La fatigue chronique de l’ado traitée grâce à internet?
Un groupe de chercheurs de l’Université d’Utrecht a mis au point un traitement par internet du syndrome de fatigue chronique chez l’adolescent. Utilisant des techniques cognitivo-comportementales, la thérapie (Fitnet) se fait par échange de mails entre les ados et leur thérapeute. Les parents sont également impliqués dans la démarche. Dans une étude comprenant cent trente-cinq adolescents, les auteurs ont comparé l’efficacité du même traitement dispensé soit en ligne, soit dans des entretiens classiques. L’avantage revient sans conteste à Fitnet. Les symptômes pris en compte –absentéisme scolaire, fatigue, douleurs diffuses– sont nettement améliorés par cette méthode, alors que la thérapie en cabinet donne des résultats médiocres. Les traitements en ligne seraient-ils l’avenir de l’adolescent? L’avis de Philippe Stephan, médecin-chef du service de psychiatrie de l’enfant et l’adolescent à Lausanne.

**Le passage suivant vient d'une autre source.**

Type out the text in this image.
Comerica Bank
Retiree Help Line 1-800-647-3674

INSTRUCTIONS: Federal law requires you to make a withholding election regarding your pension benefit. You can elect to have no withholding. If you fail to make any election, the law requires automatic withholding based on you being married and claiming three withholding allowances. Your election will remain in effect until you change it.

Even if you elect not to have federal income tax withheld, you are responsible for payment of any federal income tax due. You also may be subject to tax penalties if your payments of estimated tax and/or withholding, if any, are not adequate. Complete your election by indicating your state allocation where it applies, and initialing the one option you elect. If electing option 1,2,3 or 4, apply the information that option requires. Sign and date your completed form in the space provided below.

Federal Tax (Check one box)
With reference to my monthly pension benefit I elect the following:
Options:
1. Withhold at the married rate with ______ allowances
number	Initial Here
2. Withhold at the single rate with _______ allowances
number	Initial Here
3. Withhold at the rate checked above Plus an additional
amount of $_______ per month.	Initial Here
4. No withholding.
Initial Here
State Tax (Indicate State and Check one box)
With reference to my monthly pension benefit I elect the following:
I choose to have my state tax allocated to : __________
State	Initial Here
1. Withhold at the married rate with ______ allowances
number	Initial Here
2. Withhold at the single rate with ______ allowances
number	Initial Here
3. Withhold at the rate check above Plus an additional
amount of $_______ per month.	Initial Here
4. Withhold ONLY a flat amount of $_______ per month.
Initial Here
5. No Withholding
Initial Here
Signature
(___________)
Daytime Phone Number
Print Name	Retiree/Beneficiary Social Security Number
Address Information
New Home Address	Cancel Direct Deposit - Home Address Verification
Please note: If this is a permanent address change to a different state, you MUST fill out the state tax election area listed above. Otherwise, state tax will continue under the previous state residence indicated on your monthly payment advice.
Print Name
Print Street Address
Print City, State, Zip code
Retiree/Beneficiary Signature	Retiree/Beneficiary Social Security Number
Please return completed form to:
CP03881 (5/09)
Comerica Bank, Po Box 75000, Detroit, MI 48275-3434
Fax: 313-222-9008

Comment expliquer que, dans le cas du syndrome de fatigue chronique chez l’adolescent, des soins par internet s’avèrent nettement plus efficaces qu’une thérapie classique?

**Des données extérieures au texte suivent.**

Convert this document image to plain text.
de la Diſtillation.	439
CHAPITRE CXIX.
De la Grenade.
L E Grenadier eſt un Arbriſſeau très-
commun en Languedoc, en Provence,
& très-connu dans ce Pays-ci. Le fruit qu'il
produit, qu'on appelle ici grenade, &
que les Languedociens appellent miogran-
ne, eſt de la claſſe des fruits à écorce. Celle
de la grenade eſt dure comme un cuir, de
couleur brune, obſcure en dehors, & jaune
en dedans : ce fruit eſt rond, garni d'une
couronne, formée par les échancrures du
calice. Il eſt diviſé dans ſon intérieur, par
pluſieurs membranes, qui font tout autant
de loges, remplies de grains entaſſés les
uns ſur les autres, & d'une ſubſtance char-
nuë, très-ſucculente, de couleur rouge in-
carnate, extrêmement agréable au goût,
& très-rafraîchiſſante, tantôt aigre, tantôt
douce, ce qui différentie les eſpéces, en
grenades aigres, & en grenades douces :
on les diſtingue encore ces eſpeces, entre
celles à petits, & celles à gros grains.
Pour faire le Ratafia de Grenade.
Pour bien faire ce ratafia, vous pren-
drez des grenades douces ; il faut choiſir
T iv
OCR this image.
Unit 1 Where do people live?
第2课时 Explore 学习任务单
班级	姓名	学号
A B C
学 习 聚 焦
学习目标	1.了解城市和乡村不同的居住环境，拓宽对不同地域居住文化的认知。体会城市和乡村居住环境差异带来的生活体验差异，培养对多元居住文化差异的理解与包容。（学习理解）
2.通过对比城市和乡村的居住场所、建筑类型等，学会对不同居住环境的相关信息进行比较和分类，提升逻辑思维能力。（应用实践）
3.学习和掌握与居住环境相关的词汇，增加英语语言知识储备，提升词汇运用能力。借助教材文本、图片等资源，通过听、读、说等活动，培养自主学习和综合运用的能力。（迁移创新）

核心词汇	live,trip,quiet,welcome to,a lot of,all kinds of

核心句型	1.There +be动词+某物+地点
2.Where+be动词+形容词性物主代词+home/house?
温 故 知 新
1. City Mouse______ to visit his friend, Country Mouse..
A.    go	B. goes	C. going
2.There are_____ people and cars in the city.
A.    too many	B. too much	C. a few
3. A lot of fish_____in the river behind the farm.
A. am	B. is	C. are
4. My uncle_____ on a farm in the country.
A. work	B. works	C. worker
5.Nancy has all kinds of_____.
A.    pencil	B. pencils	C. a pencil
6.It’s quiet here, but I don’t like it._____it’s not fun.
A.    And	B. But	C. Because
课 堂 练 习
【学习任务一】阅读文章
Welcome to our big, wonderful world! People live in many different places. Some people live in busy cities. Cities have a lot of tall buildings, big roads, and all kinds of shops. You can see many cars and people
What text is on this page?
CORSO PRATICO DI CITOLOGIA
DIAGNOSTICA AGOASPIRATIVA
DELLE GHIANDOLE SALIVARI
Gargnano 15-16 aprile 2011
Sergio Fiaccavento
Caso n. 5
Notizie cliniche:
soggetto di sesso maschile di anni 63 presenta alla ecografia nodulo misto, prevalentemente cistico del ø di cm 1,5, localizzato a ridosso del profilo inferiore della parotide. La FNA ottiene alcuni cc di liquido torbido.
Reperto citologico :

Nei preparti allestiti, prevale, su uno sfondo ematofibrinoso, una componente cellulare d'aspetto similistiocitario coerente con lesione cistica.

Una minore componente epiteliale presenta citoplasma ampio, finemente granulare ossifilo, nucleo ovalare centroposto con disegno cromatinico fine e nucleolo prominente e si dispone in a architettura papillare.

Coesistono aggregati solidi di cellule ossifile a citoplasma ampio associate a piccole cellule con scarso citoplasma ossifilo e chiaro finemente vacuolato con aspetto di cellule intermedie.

Philippe Stephan: Il faut un peu relativiser l’impact de cette étude, très restreinte quant au nombre de participants. Et surtout établir exactement ce que recouvre le terme de syndrome de fatigue chronique. Un diagnostic utilisé essentiellement dans les pays anglo-saxons et qui peut recouvrir différents problèmes. Cela dit, l’idée de s’adresser aux adolescents par leurs moyens de communication est bonne. Cela peut constituer un levier intéressant. Par exemple pour un jeune qui a de la peine à sortir de chez lui, que ce soit en raison de phobies ou de douleurs. Mais dans le lien thérapeutique sur le long terme, l’identification, la rencontre avec le thérapeute est fondamentale.
La fatigue chronique serait une cause importante d’absentéisme à l’école. Arriver à renvoyer les ados en classe, n’est-ce pas une victoire?
Cette méthode, basée sur une approche cognitivo-comportementale, permet à l’adolescent d’agir, de retrouver une sorte de maîtrise lui permettant de penser «je m’en sors tout seul». Il s’agit plus de rééducation que de compréhension. Cela lui convient car il n’aime pas comprendre, il préfère «faire». Mais tout dépend de ce que recouvrent ses symptômes. S’agit-il d’une fatigue due à une maladie virale, de phobies, de dépression, d’un problème de consommation de substances, d’une démotivation globale? Le moyen thérapeutique choisi dépend de la cause des symptômes. Et, pour moi, le syndrome de fatigue chronique isolé ne veut rien dire, en particulier à l’adolescence.
Car l’adolescence est un processus en mouvement. Une métamorphose à tous les niveaux, aussi bien physique que psychique. Le cerveau subit des modifications importantes, les neurones changent, leurs circuits aussi. Les troubles psychologiques n’échappent pas à cette dynamique, on ne peut les englober dans un diagnostic figé et général. Il faut donc traiter les ados en souffrance au cas par cas.
Dans les pays anglo-saxons, le syndrome de fatigue chronique chez l’adolescent fait l’objet de beaucoup d’attention. Chez nous, il n’existe pas. Comment est-ce possible?
De tout temps, l’expression de la souffrance a été assujettie à la culture et à des effets de mode. Actuellement, les Anglo-Saxons imputent beaucoup de souffrances à la fatigue chronique. Et comme toujours, lorsque l’on découvre une maladie nouvelle, l’effet placebo est très important. D’où, peut-être, le succès de l’étude hollandaise pour traiter ce syndrome.
Utilisez-vous internet dans vos consultations à Lausanne?
Les consultations ne se font pas par e-mails, mais nous travaillons par exemple avec les avatars, les jeux vidéos, cela fonctionne très bien. Il s’agit toutefois d’un moyen de médiation, un peu comme le dessin, et non d’un but en soi.